Took a little stroll out to the back part of the property this evening with Contractor Ed. We really like him and the ideas he had. Let’s hope things progress a little bit now. The update on the new Honey House is there’s no update on the HH. Amazingly, we are still waiting on paperwork from the seller. No one seems in a hurry whatsoever on this so I guess it’s a GREAT thing we have some options in terms of extraction locations come harvest time. We would, however, really like to have a HH in time for our annual fall open house – it would be really great to be able to give people a real tour of our little central honey hub! Keep your fingers crossed on that for us.

Besides that stuff, Mark’s been out in the bee yards even when he’s not feeling 100%, unlike me feeling 100% under the weather and crashing for a whole day and a half! Crazy. Anyway, luckily we are both feeling better this evening and the bees seem to be feeling just fine right now. Lately Mark’s been checking on the bees at Big Oaks, Elm Creek and Deadman Creek. They are all doing well and there is even a bit of a honey flow going on at Elm Creek. Here’s a picture of one of our very first bee yards we established here in Guadalupe County. Still one of my favorites.

Honey flow at Elm Creek Spring 2013

Here’s a not-so-welcoming site Mark received out at Deadman Creek bee yard today. Great, another potentially dangerous critter to add to this year’s growing list. We’ve not had problems with them in the past and this is actually the first we’ve seen on or near our hives so now we know to be watching our for them as well. Let’s see, that’s rattlesnakes, black widows, brown recluses, and scorpions. Let’s see what else we encounter as we continue working the bees. By the way, bees are looking good at Deadman Creek. The recent rain helps but we are hoping for more this Thursday when the forecast is predicting about a 60% chance of rain. Keep your fingers crossed.
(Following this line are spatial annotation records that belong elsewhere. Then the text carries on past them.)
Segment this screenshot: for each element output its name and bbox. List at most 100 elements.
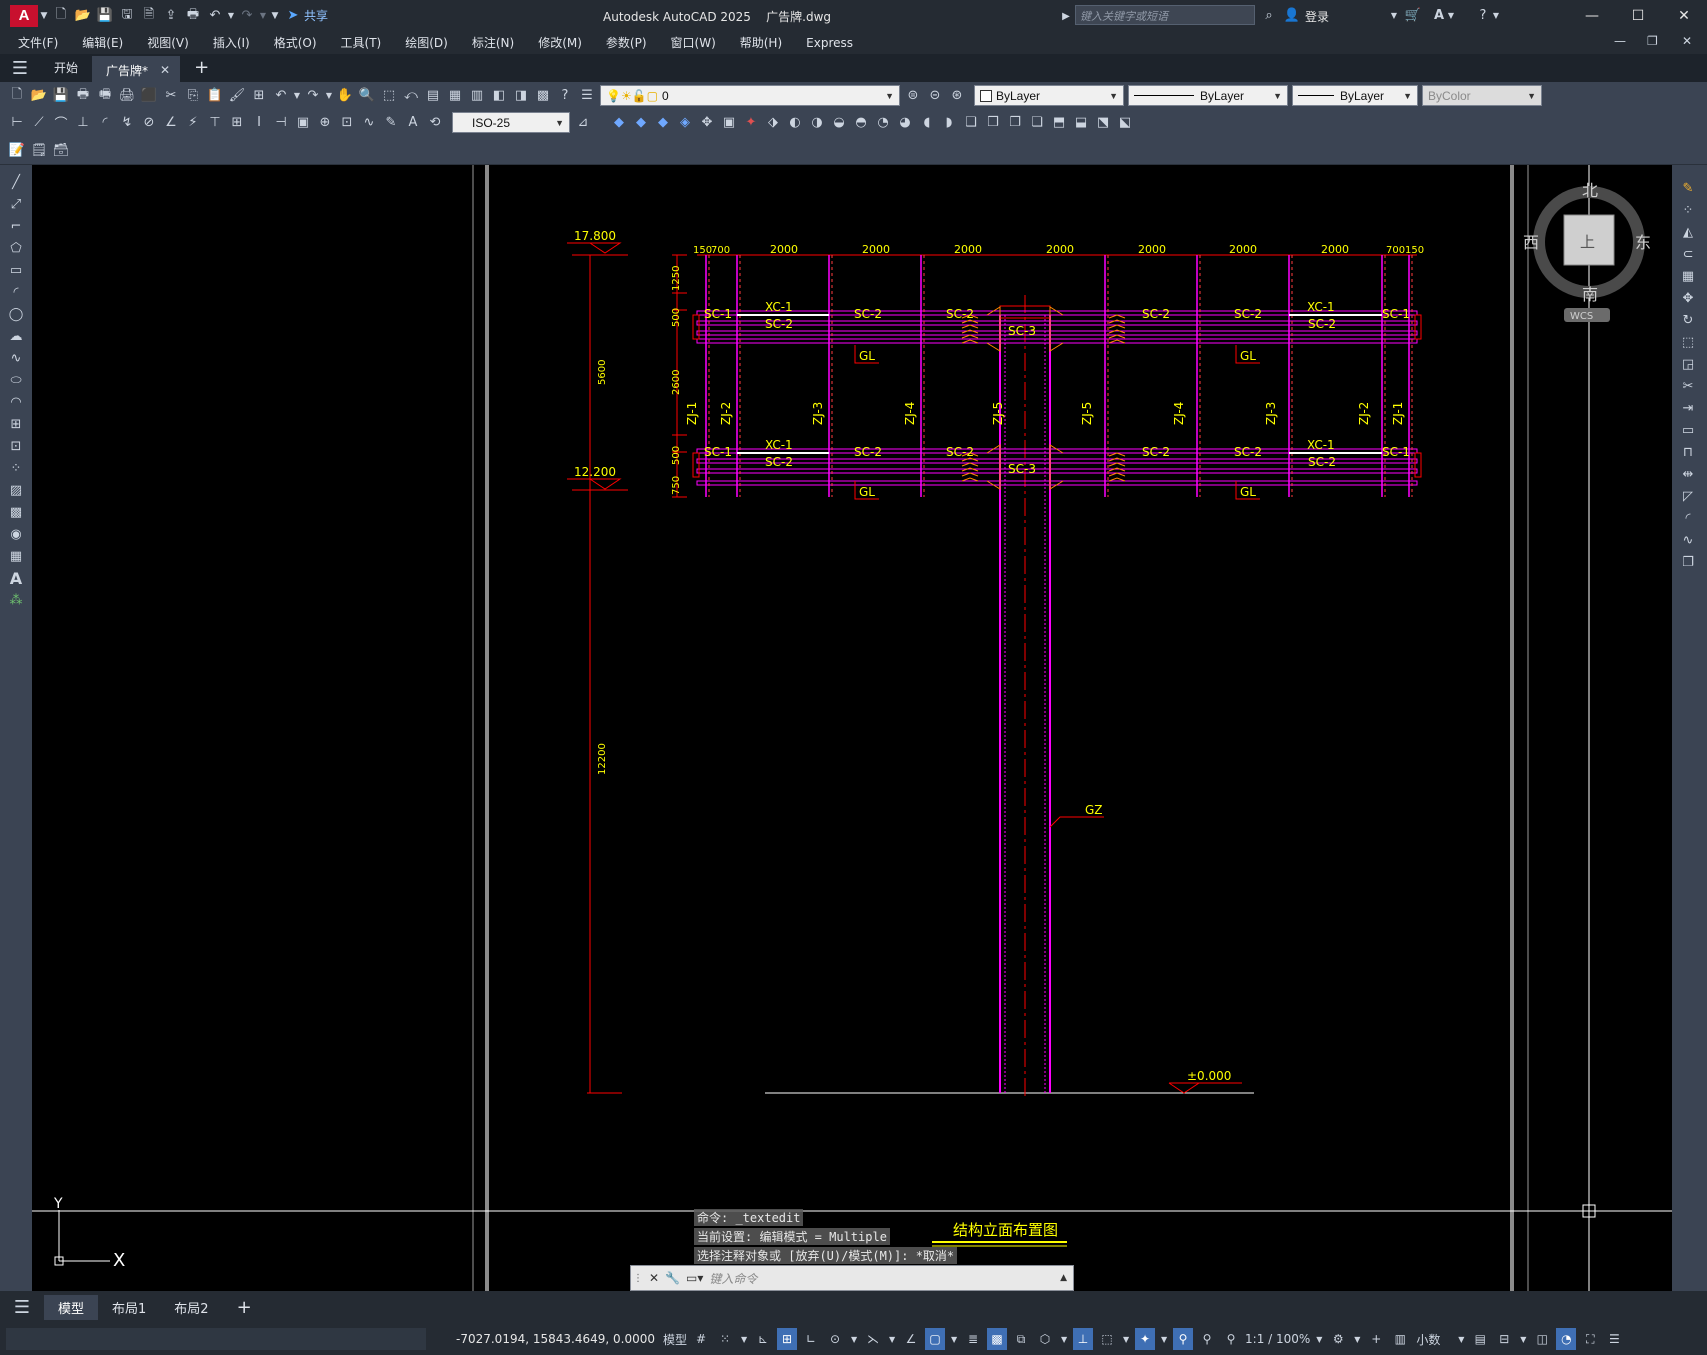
publish-icon[interactable]: 🗎 bbox=[138, 5, 160, 27]
redo-dropdown-icon[interactable]: ▼ bbox=[258, 5, 268, 27]
command-history-toggle-icon[interactable]: ▲ bbox=[1060, 1273, 1067, 1283]
command-grip-icon[interactable]: ⋮ bbox=[633, 1273, 643, 1284]
scale-side-icon[interactable]: ⬚ bbox=[1677, 331, 1699, 353]
dim-continue-icon[interactable]: ⊞ bbox=[226, 112, 248, 134]
clean-screen-icon[interactable]: ⛶ bbox=[1580, 1328, 1600, 1350]
copy-side-icon[interactable]: ⁘ bbox=[1677, 199, 1699, 221]
open-icon[interactable]: 📂 bbox=[28, 85, 50, 107]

Found him on a bee box. Took care of him with the hive tool.

Tonight I decided I had all the right ingredients to try a scrub recipe I’ve been wanting to make for quite some time. I love the lemony smell so I went with that one; plus it has honey in it so you can’t go wrong, right? It was very easy to make and took no time whatsoever. 1 cup of sugar, 1/2 cup of olive oil, 1 lemon and 1 tablespoon of honey. That’s it. I’ll let you know how I like it after I try it.

Honey & Lemon scrub making

I really love the yellow, spring look to it. If nothing else, it will certainly add color and a fresh scent to the bathroom. 🙂

Ready to use homemade Honey & Lemon Scrub

Tomorrow’s agenda: Visit the Marriott Bee Yard and see how they’re doing. The four sponsored hives are there as well and so we’ll update our sponsors about their progress.